He set the ambience of his apartment to a crude simulation of the 1980s using software he found on a slimy corner of the clearnet a few days ago. The software was taking some getting used to, but he liked it better than his previous setup. Nothing was streamlined: phone, writing devices, commode, and cooking utensils were all energetically separate now. He had begun to loathe the amount of free time provided by the previous efficiency setting.
It became difficult for him to differentiate between sleep and wakefulness because of the pirated software. There were people on forums who said it would only last a few days. Others warned it could persist indefinitely. His holocat adjusted fast and seemed to like it. Sometimes he thought he could hear her purring in a higher dimension, the sixth maybe.
He dreamt. “Long ago, a pool of minerals lay in wait. There was not much to do beyond merging and separating, but this led to segmentation. From there, feet formed for the land, fins for the water, and wings for the air. The plan was to take shape, and everything worked to make the world habitable. When the time was right, the minerals gave way to the worms, who aerated the land and so on.
An ideological divide arose between the minerals of the air, water, and land. The land minerals began exporting and importing. They cut off communication with the air and water minerals. Their languages fell into disrepair, regressing into garish yelps spat from vulnerable orifices. The worms thought this preoccupation with trade was unbecoming, but they didn’t have voices.
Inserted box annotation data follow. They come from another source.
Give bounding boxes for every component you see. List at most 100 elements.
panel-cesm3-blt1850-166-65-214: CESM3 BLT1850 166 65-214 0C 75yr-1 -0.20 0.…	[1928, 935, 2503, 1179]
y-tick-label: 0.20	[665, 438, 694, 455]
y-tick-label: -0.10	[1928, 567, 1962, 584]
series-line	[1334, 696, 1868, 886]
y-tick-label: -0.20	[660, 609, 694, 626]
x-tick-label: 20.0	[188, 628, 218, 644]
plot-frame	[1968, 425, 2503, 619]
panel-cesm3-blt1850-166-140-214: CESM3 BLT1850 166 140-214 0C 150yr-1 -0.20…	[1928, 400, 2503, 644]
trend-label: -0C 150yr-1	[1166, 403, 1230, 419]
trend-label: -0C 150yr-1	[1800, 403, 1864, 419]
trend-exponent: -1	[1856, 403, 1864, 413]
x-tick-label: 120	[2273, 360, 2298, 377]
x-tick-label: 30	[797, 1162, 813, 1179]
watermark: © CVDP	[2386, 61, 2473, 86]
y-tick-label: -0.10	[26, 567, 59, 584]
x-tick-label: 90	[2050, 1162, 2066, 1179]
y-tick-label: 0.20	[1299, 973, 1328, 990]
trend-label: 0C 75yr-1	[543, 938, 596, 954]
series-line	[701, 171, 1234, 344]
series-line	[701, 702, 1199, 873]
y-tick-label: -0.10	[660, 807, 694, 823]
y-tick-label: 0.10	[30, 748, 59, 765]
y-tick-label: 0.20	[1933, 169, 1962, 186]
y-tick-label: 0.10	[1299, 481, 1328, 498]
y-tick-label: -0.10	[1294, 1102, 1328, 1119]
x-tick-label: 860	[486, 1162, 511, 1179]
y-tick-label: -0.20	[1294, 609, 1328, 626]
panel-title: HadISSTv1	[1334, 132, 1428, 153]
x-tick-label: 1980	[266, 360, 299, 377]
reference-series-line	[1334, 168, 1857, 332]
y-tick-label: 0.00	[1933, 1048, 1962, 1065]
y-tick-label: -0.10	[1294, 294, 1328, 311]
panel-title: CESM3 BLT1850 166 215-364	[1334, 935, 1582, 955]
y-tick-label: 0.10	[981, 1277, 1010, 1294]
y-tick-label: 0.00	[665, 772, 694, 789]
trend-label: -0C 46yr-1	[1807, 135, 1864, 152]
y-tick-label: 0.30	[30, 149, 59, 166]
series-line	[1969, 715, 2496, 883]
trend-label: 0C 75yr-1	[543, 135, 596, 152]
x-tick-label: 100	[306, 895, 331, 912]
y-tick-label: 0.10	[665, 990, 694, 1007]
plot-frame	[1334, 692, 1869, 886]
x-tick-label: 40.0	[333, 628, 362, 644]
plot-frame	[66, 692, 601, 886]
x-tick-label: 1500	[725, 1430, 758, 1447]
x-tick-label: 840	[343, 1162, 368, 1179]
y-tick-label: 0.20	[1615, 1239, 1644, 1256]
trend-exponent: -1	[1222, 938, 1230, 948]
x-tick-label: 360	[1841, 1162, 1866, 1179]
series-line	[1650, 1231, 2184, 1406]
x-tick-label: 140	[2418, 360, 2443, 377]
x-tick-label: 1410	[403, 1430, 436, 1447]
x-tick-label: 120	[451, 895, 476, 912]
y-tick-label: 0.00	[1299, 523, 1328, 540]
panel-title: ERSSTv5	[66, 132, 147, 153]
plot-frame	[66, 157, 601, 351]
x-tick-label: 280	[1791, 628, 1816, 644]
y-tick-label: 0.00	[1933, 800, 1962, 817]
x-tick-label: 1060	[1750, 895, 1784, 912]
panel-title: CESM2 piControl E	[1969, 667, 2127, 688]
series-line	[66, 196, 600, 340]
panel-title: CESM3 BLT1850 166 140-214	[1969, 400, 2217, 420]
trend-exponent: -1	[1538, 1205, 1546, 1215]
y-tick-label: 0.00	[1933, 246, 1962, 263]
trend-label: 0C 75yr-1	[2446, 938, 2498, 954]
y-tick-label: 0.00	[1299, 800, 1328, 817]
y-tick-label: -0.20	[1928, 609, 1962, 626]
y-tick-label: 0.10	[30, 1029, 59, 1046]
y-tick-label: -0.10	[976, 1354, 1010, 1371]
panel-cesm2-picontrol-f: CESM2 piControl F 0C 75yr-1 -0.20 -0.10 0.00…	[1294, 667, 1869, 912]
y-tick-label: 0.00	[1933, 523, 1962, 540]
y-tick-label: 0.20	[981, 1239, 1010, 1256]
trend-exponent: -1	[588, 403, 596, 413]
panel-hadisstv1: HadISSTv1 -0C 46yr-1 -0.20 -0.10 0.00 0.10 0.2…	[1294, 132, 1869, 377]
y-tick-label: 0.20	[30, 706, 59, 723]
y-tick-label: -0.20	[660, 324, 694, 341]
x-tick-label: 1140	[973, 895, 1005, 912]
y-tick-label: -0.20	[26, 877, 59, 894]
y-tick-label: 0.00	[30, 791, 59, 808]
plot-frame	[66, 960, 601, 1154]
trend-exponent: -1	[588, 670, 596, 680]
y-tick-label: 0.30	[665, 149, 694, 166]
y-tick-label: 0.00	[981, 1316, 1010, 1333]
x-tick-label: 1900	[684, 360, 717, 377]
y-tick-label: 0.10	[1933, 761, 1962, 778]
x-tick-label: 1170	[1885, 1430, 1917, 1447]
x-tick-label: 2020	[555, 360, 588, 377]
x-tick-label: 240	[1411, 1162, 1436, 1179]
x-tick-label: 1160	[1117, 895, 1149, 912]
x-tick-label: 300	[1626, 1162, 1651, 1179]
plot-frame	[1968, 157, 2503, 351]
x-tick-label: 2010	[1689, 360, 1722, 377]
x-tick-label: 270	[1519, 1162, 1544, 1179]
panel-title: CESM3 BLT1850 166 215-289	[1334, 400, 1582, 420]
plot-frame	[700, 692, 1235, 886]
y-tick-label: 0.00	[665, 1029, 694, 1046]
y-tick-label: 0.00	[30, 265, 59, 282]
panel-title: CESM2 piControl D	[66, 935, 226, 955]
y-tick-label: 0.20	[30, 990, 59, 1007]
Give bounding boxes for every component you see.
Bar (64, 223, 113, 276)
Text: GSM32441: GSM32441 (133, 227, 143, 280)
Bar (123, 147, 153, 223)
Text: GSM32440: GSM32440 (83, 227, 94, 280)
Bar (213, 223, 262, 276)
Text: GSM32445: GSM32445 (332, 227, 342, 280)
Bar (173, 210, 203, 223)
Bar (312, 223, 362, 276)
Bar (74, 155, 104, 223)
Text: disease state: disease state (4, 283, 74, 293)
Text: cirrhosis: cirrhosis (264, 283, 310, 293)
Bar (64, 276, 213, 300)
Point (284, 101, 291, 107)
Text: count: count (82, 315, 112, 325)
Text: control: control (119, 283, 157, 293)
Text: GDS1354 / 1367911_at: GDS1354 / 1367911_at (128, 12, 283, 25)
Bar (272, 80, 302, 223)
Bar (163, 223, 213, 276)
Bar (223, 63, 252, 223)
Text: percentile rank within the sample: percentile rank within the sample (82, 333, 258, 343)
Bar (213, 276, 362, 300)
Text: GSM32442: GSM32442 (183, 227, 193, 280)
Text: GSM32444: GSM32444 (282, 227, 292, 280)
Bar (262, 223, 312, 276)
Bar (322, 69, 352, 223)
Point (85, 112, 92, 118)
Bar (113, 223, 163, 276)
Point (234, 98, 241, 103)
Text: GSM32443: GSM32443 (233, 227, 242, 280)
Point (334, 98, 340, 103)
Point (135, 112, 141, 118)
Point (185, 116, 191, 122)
Slowly, the minerals of the air and water chipped away at the increasing population of land creatures. They conjured hurricanes, tornadoes, tsunamis, pestilence, smog, famine, the whole nine yards. Those on land fortified themselves with plastic and adapted their daily lives to the attacks. Hardly anyone went outside.”
He woke up and put on his sandals. The tea kettle whizzed and banged, and the phone began ringing. He hardly ever answered it. His pseudo tape machine clicked on.
“Majnoun, I need at least five hundred words on last night’s dream.” He picked up the phone.
“What is this? Which dream?”
“This mineral thing, mad man. You don’t know how deep it goes.”
“Wait. I need -” he froze. “Who am I speaking with?”
Click.
His mania escalated. The call had come from The Guardian, but not the one you’re thinking. The story ballooned and attached to all the stories he already knew. He wrote down what he could remember and tried to make up the rest.
“The God particles, who haphazardly oversaw things, thought back to days of soft gelatinous tissues and pools, when there was an air of possibility tinged with a wet fleshy odor. Time imposed rigidity and stink. Some regretted including it now that collapse smelled imminent. They didn’t all agree.”
He woke up and fell asleep again before the cat entered.
“Majnoun, did you get your story published?”
“No, Dinah,” he said, scratching the orange part of her head.
She purred, “It was heavy-handed.”
“I’m sleeping.”
“They’ll have to re-terraform the planet.”
“What?” he asked.
“There will be horrors innumerable,” she said.